|Tool Works, Inc is closing their auto parts plant in Mazon, IL and moving to Mexico. Triumph Group, Inc in Spokane, WA is too as well as other companies.|
April 3, 2017
After Donald Trump’s election, the flow of manufacturers setting up shop south of the border dwindled to a trickle. Ford Motor Co. and Carrier Corp., caught in Trump’s Twitter crosshairs, scrapped plans to move jobs to Mexico in two very public examples of the slowdown.
But now the pace is picking back up. Tool Works Inc. will close an auto-parts plant in Mazon, Ilinois, this month and head to Ciudad Juarez. Triumph Group Inc. is reducing the Spokane, Washington, workforce that makes fiber-composite parts for Boeing Co. aircraft and moving production to Zacatecas and Baja California. TE Connectivity Ltd. is shuttering a pressure-sensor plant in Pennsauken, New Jersey, in favor of a facility in Hermosillo.

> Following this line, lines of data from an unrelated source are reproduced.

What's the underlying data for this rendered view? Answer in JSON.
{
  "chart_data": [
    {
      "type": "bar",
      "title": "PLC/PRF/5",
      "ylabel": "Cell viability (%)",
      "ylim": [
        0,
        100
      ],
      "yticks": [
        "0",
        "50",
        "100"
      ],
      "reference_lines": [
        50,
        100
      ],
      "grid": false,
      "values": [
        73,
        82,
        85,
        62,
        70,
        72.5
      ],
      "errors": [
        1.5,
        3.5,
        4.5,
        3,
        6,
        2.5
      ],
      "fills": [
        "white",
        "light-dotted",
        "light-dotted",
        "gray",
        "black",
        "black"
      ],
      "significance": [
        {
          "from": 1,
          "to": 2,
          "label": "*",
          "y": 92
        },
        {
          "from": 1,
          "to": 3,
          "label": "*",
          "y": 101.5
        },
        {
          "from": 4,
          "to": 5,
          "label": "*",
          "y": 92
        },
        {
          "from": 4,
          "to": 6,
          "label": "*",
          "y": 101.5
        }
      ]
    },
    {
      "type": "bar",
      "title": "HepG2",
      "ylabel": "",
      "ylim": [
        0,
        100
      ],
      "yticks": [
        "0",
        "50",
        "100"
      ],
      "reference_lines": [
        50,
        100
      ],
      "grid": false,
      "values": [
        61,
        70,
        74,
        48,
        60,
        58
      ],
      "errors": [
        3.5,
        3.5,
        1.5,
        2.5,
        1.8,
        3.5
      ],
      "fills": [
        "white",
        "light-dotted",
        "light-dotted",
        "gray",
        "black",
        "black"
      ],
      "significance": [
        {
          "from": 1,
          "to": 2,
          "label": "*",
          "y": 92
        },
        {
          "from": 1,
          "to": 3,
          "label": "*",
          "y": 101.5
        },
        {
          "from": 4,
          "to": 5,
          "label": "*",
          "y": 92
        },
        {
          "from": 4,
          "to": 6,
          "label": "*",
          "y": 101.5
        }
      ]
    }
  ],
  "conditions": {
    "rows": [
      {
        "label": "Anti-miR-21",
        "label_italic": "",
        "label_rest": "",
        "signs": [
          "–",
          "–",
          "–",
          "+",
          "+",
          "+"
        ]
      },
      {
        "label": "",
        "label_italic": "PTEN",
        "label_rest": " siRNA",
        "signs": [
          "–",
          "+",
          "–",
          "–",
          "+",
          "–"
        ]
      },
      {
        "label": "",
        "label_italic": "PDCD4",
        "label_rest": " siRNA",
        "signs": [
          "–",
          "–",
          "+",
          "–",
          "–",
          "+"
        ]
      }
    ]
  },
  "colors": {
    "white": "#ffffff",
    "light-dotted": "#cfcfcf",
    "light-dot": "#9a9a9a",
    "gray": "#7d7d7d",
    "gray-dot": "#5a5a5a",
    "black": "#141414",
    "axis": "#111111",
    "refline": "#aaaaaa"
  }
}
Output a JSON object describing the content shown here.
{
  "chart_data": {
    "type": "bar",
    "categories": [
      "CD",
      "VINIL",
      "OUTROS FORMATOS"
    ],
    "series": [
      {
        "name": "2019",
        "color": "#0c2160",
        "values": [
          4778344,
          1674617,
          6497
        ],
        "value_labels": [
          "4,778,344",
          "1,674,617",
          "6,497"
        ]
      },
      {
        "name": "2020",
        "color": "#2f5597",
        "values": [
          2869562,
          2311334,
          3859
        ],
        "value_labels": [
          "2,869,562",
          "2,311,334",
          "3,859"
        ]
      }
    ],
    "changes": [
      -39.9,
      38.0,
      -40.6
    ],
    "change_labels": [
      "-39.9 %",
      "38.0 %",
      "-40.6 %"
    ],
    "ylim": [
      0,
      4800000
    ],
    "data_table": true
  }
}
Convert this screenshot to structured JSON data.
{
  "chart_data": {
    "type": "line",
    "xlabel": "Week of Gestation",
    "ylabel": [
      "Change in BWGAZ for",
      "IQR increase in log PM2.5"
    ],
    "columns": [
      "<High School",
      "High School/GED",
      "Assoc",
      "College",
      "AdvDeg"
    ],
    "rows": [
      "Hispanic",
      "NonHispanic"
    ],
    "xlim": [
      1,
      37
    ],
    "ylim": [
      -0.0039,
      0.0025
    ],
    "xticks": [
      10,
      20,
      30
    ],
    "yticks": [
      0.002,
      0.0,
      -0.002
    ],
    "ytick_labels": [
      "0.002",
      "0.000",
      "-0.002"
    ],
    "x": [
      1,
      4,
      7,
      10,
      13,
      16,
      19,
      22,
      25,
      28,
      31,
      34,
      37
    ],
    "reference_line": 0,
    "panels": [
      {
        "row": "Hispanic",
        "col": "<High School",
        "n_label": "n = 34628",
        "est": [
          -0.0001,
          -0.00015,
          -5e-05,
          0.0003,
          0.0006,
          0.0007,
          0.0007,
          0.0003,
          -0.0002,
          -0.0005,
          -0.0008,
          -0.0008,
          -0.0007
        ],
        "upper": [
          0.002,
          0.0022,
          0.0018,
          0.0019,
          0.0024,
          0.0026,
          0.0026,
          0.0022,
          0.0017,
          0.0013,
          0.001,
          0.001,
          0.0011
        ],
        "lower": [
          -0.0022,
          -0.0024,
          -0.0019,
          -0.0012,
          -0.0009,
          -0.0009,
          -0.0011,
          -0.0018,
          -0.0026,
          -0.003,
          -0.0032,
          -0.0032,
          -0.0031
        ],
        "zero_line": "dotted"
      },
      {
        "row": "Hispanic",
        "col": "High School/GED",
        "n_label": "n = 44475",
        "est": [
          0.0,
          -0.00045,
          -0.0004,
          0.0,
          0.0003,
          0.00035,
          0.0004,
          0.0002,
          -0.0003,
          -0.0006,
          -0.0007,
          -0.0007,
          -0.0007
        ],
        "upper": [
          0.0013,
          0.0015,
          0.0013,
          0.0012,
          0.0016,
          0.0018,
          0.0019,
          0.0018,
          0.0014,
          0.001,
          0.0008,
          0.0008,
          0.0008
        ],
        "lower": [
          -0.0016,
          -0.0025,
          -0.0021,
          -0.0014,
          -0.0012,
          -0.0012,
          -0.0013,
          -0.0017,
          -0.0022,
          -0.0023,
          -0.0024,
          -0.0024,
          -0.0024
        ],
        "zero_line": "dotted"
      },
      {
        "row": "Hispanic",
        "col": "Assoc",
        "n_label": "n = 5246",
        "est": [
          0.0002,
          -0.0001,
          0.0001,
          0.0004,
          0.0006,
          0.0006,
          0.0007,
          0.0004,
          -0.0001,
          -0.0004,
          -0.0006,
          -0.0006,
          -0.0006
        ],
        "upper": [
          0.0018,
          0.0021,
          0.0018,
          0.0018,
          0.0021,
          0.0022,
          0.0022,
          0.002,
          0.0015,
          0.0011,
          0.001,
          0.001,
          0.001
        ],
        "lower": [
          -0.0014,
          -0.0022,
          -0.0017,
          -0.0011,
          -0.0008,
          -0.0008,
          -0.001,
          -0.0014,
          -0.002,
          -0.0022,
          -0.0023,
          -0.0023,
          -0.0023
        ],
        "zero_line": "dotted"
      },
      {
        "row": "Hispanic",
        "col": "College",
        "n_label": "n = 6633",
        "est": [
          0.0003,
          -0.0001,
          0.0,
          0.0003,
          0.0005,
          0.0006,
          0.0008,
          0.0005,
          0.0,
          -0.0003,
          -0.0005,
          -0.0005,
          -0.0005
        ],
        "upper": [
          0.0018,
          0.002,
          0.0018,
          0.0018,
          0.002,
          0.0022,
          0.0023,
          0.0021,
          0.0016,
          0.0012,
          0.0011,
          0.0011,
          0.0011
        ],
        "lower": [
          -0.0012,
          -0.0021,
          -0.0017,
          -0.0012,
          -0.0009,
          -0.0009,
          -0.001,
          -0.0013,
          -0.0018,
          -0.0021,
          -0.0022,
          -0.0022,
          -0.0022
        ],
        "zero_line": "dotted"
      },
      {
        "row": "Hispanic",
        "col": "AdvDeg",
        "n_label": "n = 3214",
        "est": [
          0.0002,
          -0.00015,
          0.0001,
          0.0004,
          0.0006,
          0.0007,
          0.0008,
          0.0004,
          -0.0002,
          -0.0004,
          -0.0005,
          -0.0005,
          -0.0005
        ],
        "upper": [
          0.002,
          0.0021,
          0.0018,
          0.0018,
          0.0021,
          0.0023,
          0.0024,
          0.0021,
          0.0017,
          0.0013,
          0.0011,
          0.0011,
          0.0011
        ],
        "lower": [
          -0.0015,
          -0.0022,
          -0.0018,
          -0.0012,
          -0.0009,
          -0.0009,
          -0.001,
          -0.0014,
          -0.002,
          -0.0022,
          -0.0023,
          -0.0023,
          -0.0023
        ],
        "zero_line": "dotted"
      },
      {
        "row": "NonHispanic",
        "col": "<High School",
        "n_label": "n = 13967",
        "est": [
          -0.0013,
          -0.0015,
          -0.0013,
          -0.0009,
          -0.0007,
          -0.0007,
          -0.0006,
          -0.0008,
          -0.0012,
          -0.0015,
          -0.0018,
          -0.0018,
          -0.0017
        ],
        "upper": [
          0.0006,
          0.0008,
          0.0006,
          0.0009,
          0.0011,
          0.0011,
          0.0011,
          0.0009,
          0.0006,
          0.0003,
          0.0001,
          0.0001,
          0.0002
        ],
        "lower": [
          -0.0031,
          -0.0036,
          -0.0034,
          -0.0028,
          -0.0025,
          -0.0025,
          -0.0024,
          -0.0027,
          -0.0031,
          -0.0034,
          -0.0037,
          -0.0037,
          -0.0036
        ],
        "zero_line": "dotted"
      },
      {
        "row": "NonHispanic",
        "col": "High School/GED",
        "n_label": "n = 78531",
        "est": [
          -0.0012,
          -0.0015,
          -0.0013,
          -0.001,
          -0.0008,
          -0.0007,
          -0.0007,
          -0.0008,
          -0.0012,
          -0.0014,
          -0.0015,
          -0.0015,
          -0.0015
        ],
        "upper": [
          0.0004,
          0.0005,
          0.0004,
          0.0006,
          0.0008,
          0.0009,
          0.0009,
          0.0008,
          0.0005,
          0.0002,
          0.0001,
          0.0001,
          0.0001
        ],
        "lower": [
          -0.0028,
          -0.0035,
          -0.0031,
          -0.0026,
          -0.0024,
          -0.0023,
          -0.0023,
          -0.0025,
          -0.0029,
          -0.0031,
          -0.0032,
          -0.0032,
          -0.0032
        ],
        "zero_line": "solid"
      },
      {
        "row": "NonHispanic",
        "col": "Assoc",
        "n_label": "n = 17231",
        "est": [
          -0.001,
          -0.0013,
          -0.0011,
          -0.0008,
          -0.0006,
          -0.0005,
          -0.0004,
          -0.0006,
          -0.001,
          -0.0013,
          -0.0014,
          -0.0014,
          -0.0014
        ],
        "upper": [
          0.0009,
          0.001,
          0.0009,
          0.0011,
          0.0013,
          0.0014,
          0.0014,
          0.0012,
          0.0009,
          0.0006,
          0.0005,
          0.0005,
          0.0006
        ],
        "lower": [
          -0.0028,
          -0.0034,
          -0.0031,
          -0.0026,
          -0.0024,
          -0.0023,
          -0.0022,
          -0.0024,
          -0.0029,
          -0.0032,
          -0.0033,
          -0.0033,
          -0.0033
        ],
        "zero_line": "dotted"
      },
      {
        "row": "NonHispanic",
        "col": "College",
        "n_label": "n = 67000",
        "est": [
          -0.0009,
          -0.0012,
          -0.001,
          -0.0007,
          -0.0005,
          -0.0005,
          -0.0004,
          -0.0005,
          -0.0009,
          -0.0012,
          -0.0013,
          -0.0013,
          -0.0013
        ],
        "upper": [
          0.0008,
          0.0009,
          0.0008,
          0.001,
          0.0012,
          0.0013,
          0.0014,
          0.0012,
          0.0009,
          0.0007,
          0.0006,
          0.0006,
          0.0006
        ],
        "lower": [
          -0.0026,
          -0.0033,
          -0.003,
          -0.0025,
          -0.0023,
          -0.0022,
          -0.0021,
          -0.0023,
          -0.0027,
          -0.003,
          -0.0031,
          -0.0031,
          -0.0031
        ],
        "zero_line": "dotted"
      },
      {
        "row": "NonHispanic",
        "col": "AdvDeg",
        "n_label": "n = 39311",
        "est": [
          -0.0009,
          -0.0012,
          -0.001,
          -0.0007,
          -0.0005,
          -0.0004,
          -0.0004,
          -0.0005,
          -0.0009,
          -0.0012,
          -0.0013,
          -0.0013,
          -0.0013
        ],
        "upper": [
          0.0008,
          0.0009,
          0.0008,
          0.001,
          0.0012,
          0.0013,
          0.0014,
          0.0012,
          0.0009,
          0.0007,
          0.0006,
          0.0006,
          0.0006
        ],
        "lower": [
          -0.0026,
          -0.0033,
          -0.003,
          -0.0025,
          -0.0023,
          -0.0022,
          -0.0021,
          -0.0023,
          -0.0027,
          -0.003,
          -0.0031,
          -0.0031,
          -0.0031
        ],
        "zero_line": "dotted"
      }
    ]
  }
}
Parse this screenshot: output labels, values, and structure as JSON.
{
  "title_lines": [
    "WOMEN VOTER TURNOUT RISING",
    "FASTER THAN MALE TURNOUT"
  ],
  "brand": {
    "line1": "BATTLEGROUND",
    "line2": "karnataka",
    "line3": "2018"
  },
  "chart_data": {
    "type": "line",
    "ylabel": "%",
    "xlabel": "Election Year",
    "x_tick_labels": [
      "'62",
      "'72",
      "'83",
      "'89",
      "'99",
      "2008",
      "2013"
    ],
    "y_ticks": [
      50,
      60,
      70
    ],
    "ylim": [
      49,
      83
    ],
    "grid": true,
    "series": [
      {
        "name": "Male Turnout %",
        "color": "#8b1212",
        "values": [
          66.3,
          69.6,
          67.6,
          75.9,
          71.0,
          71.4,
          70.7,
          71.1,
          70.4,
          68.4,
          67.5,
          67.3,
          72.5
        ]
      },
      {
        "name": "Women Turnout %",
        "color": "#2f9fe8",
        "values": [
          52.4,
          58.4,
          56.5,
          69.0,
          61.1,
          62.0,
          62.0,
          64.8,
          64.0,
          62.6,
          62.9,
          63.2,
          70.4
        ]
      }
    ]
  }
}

While Trump hasn’t stopped pounding his America First bully pulpit, and the future of Nafta remains uncertain, “there’s cautious optimism and a hopeful attitude that cooler heads will prevail in Washington,” said Ross Baldwin, chief executive officer of Tacna Services Inc., which facilitates relocations.
Baldwin has seen the evidence: After business ground to a halt back in November, he’s now juggling two Mexico-bound clients. San Diego-based Tacna helps manage 4,500 workers in Mexico, where factory wages are about a fifth of those in the U.S. That may explain why Mexican manufacturing jobs rose 3.2 percent in January from a year ago as they dropped 0.3 percent in the U.S.
The renewed exodus shows how difficult it will be for Trump to turn the macroeconomic tide just by jawboning alone. This week, he trumpeted a Ford investment in Michigan plants with a cap-lock fanfare: “JOBS! JOBS! JOBS!” The $1.2 billion will create or retain only 130 positions, though. (While Ford canceled plans in November for a new $1.6 billion facility in Mexico, winning Trump’s praise, it employs more than 7,000 workers in that country.)
Trump’s plans to renegotiate Nafta and talk of punitive tariffs can’t erase the need to manufacture in lower-cost countries, said Alan Russell, CEO of El Paso, Texas-based Tecma Group., which also helps open and operate factories in Mexico. European companies tap the Czech Republic for low wages and Asia has Vietnam, and the U.S. needs Mexico to remain competitive with labor-intensive products, he said.